Why does the West, because of its culture, consider Man as detached from nature? Why does this strong nature/culture duality permeate our society and why is capitalism incapable of considering “nature” as part of our way of life and thought?
Following my end-of-studies dissertation and several residences in China and South Korea, I began to question extra-Western ways of thinking as well as the relationship of modern man to his surroundings.
These questions have nourished my research to lead to transfigured landscapes, where empty and full mingle with the exhibition space, like a mesh. This creation is imbued with reality while not representing it.
My practice aims to operate a back and forth between culture of proximity (say endogenous) and culture that could be described as exogenous. What interests me is to propose a disturbance of the gaze of the spectator trained in an aesthetic pre-determined by his locality to confront him with another mental construction. In short, to disorient him and lead him to build bridges between the self and otherness.
I imagine works that reflect this movement of exchange between different cultures and the representations of natural landscapes that they generate through the use of a form of stylisation.
For this exhibition, the artist and composer Lukas Jacob Hövelmann-Köper has composed a musical work based on the shapes of the cutouts.
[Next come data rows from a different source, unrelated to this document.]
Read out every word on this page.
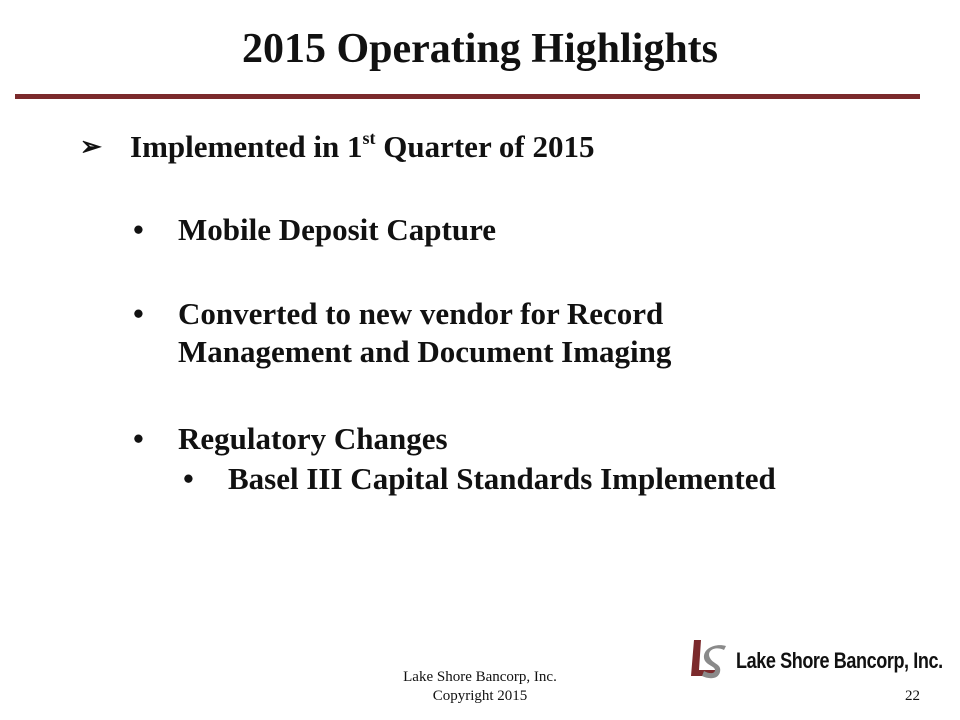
2015 Operating Highlights
➢ Implemented in 1st Quarter of 2015
• Mobile Deposit Capture
• Converted to new vendor for Record
Management and Document Imaging
• Regulatory Changes
• Basel III Capital Standards Implemented
Lake Shore Bancorp, Inc.
Copyright 2015	22
Lake Shore Bancorp, Inc.
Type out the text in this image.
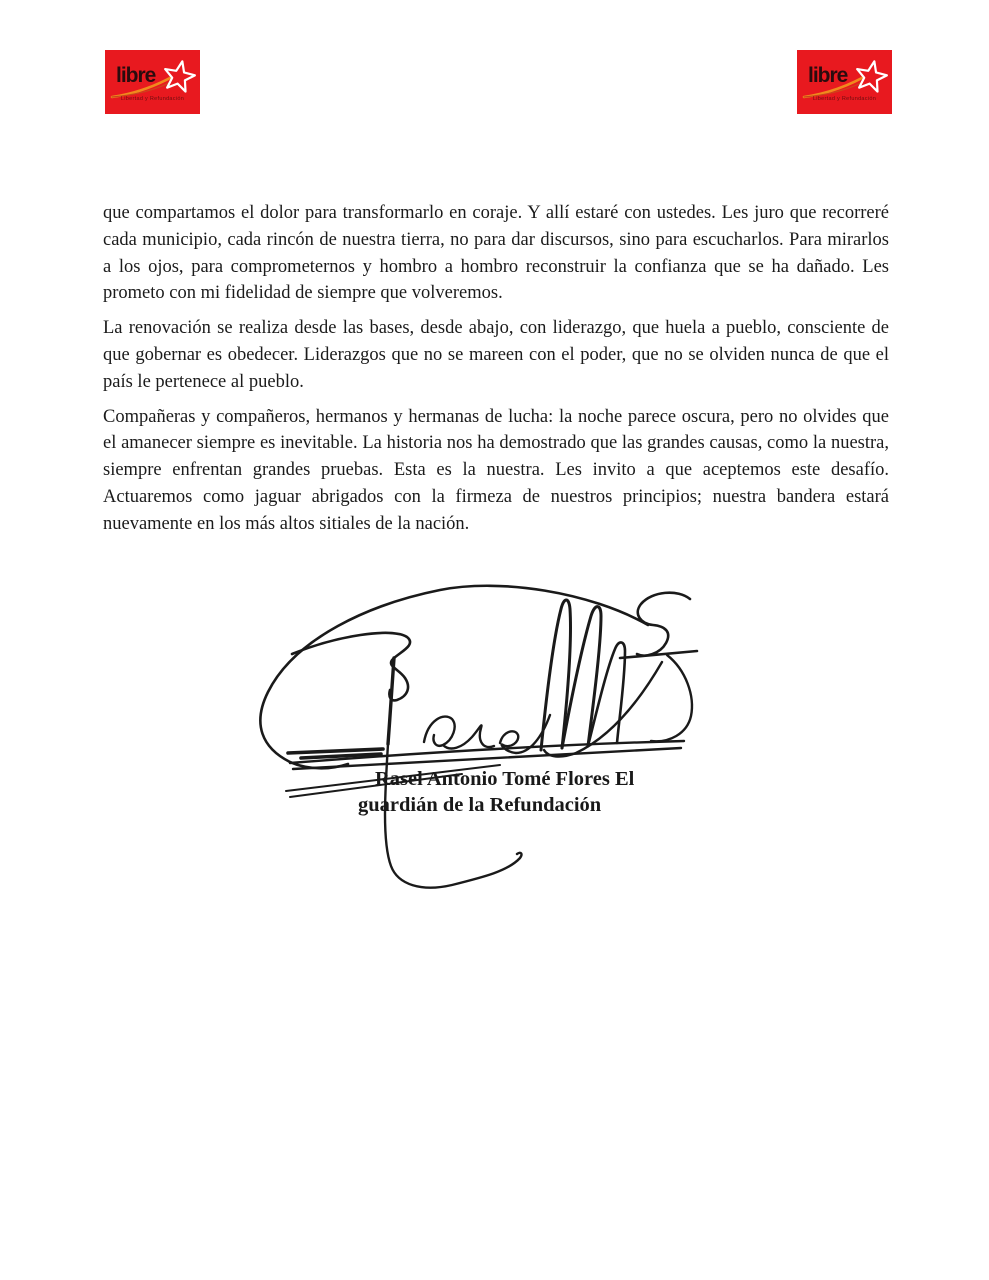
libre
Libertad y Refundación
libre
Libertad y Refundación

que compartamos el dolor para transformarlo en coraje. Y allí estaré con ustedes. Les juro que recorreré cada municipio, cada rincón de nuestra tierra, no para dar discursos, sino para escucharlos. Para mirarlos a los ojos, para comprometernos y hombro a hombro reconstruir la confianza que se ha dañado. Les prometo con mi fidelidad de siempre que volveremos.

La renovación se realiza desde las bases, desde abajo, con liderazgo, que huela a pueblo, consciente de que gobernar es obedecer. Liderazgos que no se mareen con el poder, que no se olviden nunca de que el país le pertenece al pueblo.

Compañeras y compañeros, hermanos y hermanas de lucha: la noche parece oscura, pero no olvides que el amanecer siempre es inevitable. La historia nos ha demostrado que las grandes causas, como la nuestra, siempre enfrentan grandes pruebas. Esta es la nuestra. Les invito a que aceptemos este desafío. Actuaremos como jaguar abrigados con la firmeza de nuestros principios; nuestra bandera estará nuevamente en los más altos sitiales de la nación.

Rasel Antonio Tomé Flores El
guardián de la Refundación
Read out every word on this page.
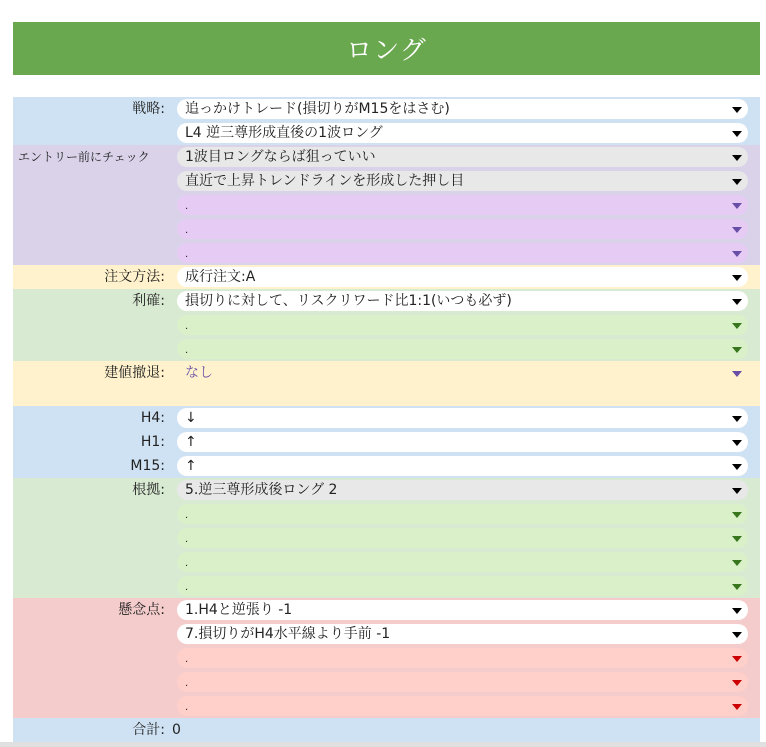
ロング
戦略:	追っかけトレード(損切りがM15をはさむ)
L4 逆三尊形成直後の1波ロング
エントリー前にチェック	1波目ロングならば狙っていい
直近で上昇トレンドラインを形成した押し目
.
.
.
注文方法:	成行注文:A
利確:	損切りに対して、リスクリワード比1:1(いつも必ず)
.
.
建値撤退:	なし
H4:	↓
H1:	↑
M15:	↑
根拠:	5.逆三尊形成後ロング 2
.
.
.
.
懸念点:	1.H4と逆張り -1
7.損切りがH4水平線より手前 -1
.
.
.
合計: 0
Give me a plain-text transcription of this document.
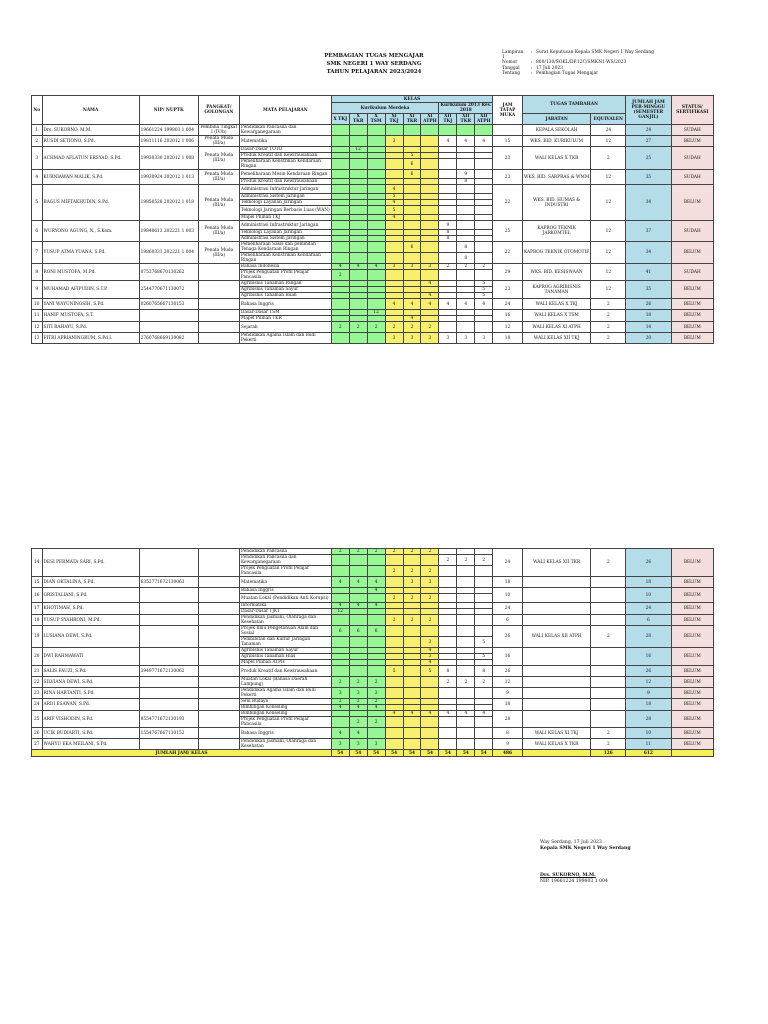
PEMBAGIAN TUGAS MENGAJAR
SMK NEGERI 1 WAY SERDANG
TAHUN PELAJARAN 2023/2024
Lampiran 1
: Surat Keputusan Kepala SMK Negeri 1 Way Serdang
Nomor	: 800/130/SOKL/DP.12C/SMKN1-WS/2023
Tanggal	: 17 Juli 2023
Tentang	: Pembagian Tugas Mengajar
No	NAMA	NIP/ NUPTK	PANGKAT/ GOLONGAN	MATA PELAJARAN	KELAS									JAM TATAP MUKA	TUGAS TAMBAHAN		JUMLAH JAM PER-MINGGU (SEMESTER GANJIL)	STATUS/ SERTIFIKASI
					Kurikulum Merdeka						Kurikulum 2013 Rev. 2018							
					X TKJ	X TKR	X TSM	XI TKJ	XI TKR	XI ATPH	XII TKJ	XII TKR	XII ATPH		JABATAN	EQUIVALEN		
1	Drs. SUKORNO, M.M.	19661224 199803 1 004	Pembina Tingkat I (IV/b)	Pendidikan Pancasila dan Kewarganegaraan											KEPALA SEKOLAH	24	24	SUDAH
2	RUSDI SETIONO, S.Pd.	19811116 202012 1 006	Penata Muda (III/a)	Matematika				3			4	4	4	15	WKS. BID. KURIKULUM	12	27	BELUM
3	ACHMAD AFLATUN ERSYAD, S.Pd.	19930330 202012 1 008	Penata Muda (III/a)	Dasar-Dasar TOTO		12								23	WALI KELAS X TKR	2	25	SUDAH
				Produk Kreatif dan Kewirausahaan					5									
				Pemeliharaan Kelistrikan Kendaraan Ringan					6									
4	KURNIAWAN MALIK, S.Pd.	19930924 202012 1 013	Penata Muda (III/a)	Pemeliharaan Mesin Kendaraan Ringan					6			9		23	WKS. BID. SARPRAS & WMM	12	35	SUDAH
				Produk Kreatif dan Kewirausahaan								8						
5	BAGUS MIFTAKHUDIN, S.Pd.	19850528 202012 1 018	Penata Muda (III/a)	Administrasi Infrastruktur Jaringan				4						22	WKS. BID. HUMAS & INDUSTRI	12	34	BELUM
				Administrasi Sistem Jaringan				5										
				Teknologi Layanan Jaringan				4										
				Teknologi Jaringan Berbasis Luas (WAN)				5										
				Mapel Pilihan TKJ				4										
6	WURYONO AGUNG, N., S.Kom.	19840613 202221 1 003	Penata Muda (III/a)	Administrasi Infrastruktur Jaringan							9			25	KAPROG TEKNIK JARKOMTEL	12	37	SUDAH
				Teknologi Layanan Jaringan							8							
				Administrasi Sistem Jaringan							8							
7	YUSUP ATMA YUANA, S.Pd.	19860331 202221 1 004	Penata Muda (III/a)	Pemeliharaan Sasis dan pemindah Tenaga Kendaraan Ringan					6			8		22	KAPROG TEKNIK OTOMOTIF	12	34	BELUM
				Pemeliharaan Kelistrikan Kendaraan Ringan								8						
8	RONI MUSTOFA, M.Pd.	0753768670130262		Bahasa Indonesia	4	4	4	3	3	3	2	2	2	29	WKS. BID. KESISWAAN	12	41	SUDAH
				Projek Penguatan Profil Pelajar Pancasila	2													
9	MUHAMAD AFIPUDIN, S.T.P.	2544770671130072		Agribisnis Tanaman Pangan						4			5	23	KAPROG AGRIBISNIS TANAMAN	12	35	BELUM
				Agribisnis Tanaman Sayur									5					
				Agribisnis Tanaman Buah						4			5					
10	YANI WAYUNINGSIH, S.Pd.	0260765667130153		Bahasa Inggris				4	4	4	4	4	4	24	WALI KELAS X TKJ	2	26	BELUM
11	HANIF MUSTOFA, S.T.			Dasar-Dasar TSM			12							16	WALI KELAS X TSM	2	18	BELUM
				Mapel Pilihan TKR					4									
12	SITI RAHAYU, S.Pd.			Sejarah	2	2	2	2	2	2				12	WALI KELAS XI ATPH	2	14	BELUM
13	FITRI APRIANINGRUM, S.Pd.I.	2760768669130082		Pendidikan Agama Islam dan Budi Pekerti				3	3	3	3	3	3	18	WALI KELAS XII TKJ	2	20	BELUM
14	DESI PERMATA SARI, S.Pd.			Pendidikan Pancasila	2	2	2	2	2	2				24	WALI KELAS XII TKR	2	26	BELUM
				Pendidikan Pancasila dan Kewarganegaraan							2	2	2					
				Projek Penguatan Profil Pelajar Pancasila				2	2	2								
15	DIAN OKTALINA, S.Pd.	6352771672130063		Matematika	4	4	4		3	3				18			18	BELUM
16	GRISTALIANI, S.Pd.			Bahasa Inggris			4							10			10	BELUM
				Muatan Lokal (Pendidikan Anti Korupsi)				2	2	2								
17	KHOTIMAH, S.Pd.			Informatika	4	4	4							24			24	BELUM
				Dasar-Dasar TJKT	12													
18	YUSUP SYAHRONI, M.Pd.			Pendidikan Jasmani, Olahraga dan Kesehatan				2	2	2				6			6	BELUM
19	LUSIANA DEWI, S.Pd.			Projek Ilmu Pengetahuan Alam dan Sosial	6	6	6							26	WALI KELAS XII ATPH	2	28	BELUM
				Pembibitan dan Kultur Jaringan Tanaman						3			5					
20	DWI RAHMAWATI			Agribisnis Tanaman Sayur						4				16			16	BELUM
				Agribisnis Tanaman Hias						3			5					
				Mapel Pilihan ATPH						4								
21	SALIS FAUZI, S.Pd.	3949771672130062		Produk Kreatif dan Kewirausahaan				5		5	8		8	26			26	BELUM
22	SILVIANA DEWI, S.Pd.			Muatan Lokal (Bahasa Daerah Lampung)	2	2	2				2	2	2	12			12	BELUM
23	RINA HARTANTI, S.Pd.			Pendidikan Agama Islam dan Budi Pekerti	3	3	3							9			9	BELUM
24	ARDI ESAWAN, S.Pd.			Seni Budaya	2	2	2							18			18	BELUM
				Bimbingan Konseling	4	4	4											
25	ARIF VISHODIN, S.Pd.	9554771672130193		Bimbingan Konseling				4	4	4	4	4	4	28			28	BELUM
				Projek Penguatan Profil Pelajar Pancasila		2	2											
26	UCIK BUDIARTI, S.Pd.	1554767667130152		Bahasa Inggris	4	4								8	WALI KELAS XI TKJ	2	10	BELUM
27	WAHYU EKA MEILANI, S.Pd.			Pendidikan Jasmani, Olahraga dan Kesehatan	3	3	3							9	WALI KELAS X TKR	2	11	BELUM
JUMLAH JAM/ KELAS					54	54	54	54	54	54	54	54	54	486		126	612	
Way Serdang, 17 Juli 2023
Kepala SMK Negeri 1 Way Serdang
Drs. SUKORNO, M.M.
NIP. 19661224 199803 1 004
The cut-out patterns, projected on the floors, walls and ceilings, intertwine, between reality and abstraction, thus offering an experience where sound becomes one.
In places, electric cables mix with this nature, associating with it. Man cannot exist alone and emptiness cannot exist without matter. The forest is an industrial city, the tree branches are electric wires and our perception is constantly deceived.
This installation propels us into an interior greenery, made of whites and shadows, cables and lights, a standardized space: a White Garden.